The average U.S. corporate plan funding ratio rose in April, according to reports by Legal & General Investment Management America, Wilshire Consulting and Northern Trust Asset Management.
LGIMA found the funding ratio of a typical corporate pension plan increased by 1.8 percentage points to 87.4%, primarily driven by positive global equity returns.
LGIMA estimated Treasury rates increased by 12 basis points, while credit spreads decreased 9 basis points, resulting in the average discount rate rising 3 basis point.
Liabilities for the typical plan decreased 0.15%, while plan assets with a traditional 60% equity/40% bond asset allocation increased 2.1%, LGIMA said.
The estimated aggregate funding ratio for U.S. corporate pension plans sponsored by S&P 500 companies increased by 2 percentage points to 88.6% at the end of April from the end of March, Wilshire Consulting said in a monthly report.
The change resulted from a 1.6% increase in asset values and an 0.8% decrease in liability values. The aggregate funded ratio is up 4.1 percentage points year-to-date and flat over the trailing 12 months.

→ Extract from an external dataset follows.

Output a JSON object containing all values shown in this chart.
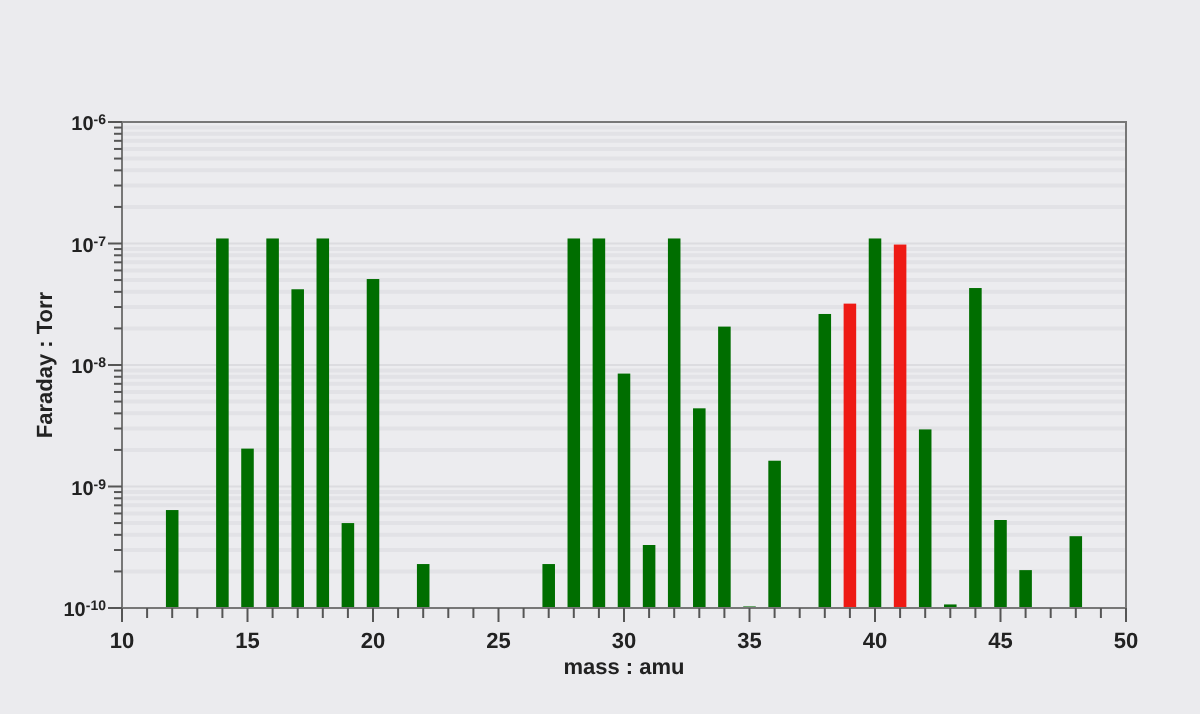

"April's improvement in funded ratios was driven by the increase in Treasury yields and positive public equity performance," said Ned McGuire, managing director and a member of the pension risk solutions group of Wilshire Consulting, in a news release. "April's 1.6 percentage point increase in asset value marks the fourth consecutive monthly increase, which is the longest such streak since January 2018."
As measured by Northern Trust, meanwhile, the average funding ratio for S&P 500 companies with corporate defined benefit plans rose to 89.6% to the end of April from 87.8% from the end of March.

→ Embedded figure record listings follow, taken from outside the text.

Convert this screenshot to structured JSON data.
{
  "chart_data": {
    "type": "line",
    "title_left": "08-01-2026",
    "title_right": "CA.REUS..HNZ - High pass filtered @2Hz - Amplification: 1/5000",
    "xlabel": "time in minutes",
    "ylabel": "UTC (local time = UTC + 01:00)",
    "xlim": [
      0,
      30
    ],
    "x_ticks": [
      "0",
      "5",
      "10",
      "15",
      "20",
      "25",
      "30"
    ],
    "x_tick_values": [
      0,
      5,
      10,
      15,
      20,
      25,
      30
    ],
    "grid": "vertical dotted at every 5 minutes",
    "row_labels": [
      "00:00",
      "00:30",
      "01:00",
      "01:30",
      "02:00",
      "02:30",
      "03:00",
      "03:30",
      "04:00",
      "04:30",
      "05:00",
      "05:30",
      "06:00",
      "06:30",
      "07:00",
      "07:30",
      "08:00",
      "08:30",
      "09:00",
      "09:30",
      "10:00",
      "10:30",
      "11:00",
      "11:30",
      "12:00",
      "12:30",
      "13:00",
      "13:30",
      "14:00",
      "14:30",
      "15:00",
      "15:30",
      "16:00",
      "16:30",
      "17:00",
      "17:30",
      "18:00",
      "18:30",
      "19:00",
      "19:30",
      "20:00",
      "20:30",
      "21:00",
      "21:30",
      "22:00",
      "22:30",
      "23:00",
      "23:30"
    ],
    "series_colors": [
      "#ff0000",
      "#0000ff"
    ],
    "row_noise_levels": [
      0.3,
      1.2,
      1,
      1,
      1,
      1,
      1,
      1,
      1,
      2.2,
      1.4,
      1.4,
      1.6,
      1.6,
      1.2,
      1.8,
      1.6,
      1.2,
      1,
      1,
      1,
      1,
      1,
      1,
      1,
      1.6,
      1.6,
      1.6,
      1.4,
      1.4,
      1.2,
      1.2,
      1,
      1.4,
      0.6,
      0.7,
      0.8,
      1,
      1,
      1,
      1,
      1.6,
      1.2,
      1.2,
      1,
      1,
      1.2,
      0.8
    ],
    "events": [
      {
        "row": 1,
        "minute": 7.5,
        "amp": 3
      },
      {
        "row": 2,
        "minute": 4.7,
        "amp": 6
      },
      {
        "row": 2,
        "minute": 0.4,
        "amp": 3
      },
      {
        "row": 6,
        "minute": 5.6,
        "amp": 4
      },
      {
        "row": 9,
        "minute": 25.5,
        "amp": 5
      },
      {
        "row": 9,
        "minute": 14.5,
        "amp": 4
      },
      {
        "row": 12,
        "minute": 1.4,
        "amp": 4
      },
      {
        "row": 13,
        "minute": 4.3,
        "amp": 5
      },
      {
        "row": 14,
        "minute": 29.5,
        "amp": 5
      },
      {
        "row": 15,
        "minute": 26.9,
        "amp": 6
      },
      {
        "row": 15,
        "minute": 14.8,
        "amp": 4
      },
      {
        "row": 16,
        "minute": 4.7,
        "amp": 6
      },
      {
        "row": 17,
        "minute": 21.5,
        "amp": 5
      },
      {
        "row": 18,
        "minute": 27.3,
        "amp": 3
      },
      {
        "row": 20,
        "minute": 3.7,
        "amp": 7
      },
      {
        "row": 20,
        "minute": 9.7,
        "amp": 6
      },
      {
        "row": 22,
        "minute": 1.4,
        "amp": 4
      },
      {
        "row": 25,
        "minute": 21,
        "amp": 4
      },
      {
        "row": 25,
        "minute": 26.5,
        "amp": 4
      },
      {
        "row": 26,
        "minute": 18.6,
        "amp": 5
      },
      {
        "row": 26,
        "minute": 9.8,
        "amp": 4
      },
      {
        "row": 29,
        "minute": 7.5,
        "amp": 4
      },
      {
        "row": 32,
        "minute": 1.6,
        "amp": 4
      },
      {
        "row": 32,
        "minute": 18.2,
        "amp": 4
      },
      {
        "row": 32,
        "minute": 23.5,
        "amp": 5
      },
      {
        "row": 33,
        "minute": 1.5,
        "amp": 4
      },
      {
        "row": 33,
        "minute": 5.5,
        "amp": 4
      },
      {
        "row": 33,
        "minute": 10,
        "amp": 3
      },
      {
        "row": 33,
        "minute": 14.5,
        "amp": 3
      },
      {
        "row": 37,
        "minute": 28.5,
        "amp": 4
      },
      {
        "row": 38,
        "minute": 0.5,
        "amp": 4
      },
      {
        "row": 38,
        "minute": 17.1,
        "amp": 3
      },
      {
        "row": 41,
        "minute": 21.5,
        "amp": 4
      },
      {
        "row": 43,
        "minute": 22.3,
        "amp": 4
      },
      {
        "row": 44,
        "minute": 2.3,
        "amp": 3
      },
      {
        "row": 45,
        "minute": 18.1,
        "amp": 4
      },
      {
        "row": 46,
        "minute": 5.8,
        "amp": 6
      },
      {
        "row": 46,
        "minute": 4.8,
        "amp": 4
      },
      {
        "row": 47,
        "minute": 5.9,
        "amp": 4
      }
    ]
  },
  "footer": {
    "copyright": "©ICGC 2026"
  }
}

Global equity markets were up 3.4% during April, while the average discount rate increased to 3.51% during the month from 3.45%, which led to lower liabilities, Northern Trust's report noted.

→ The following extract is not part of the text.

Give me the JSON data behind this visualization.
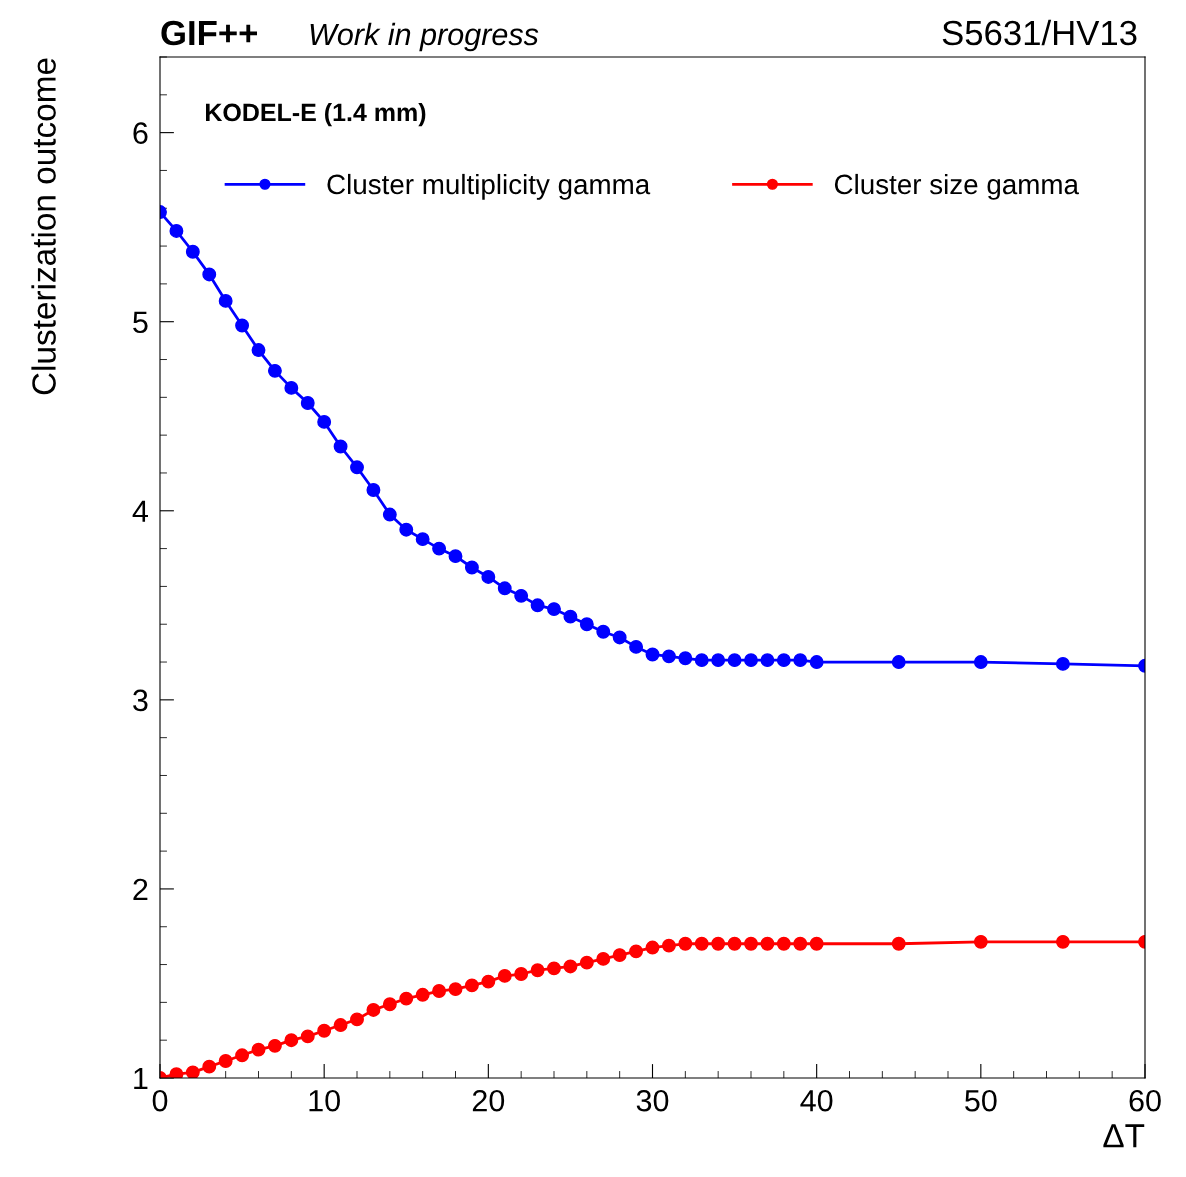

"April markets brought another month of improved funded status in pensions as the 2019 equity markets continue to help pensions climb back from the fourth quarter downturn of 2018," said Dan Kutliroff, head of OCIO business strategy at Northern Trust Asset Management, in a news release. "Plans that have adopted automated derisking glide paths can potentially limit their exposure to some of this volatility as they shift more of their assets to fixed income assets that behave similarly to the liabilities, as their funded status hits certain trigger points."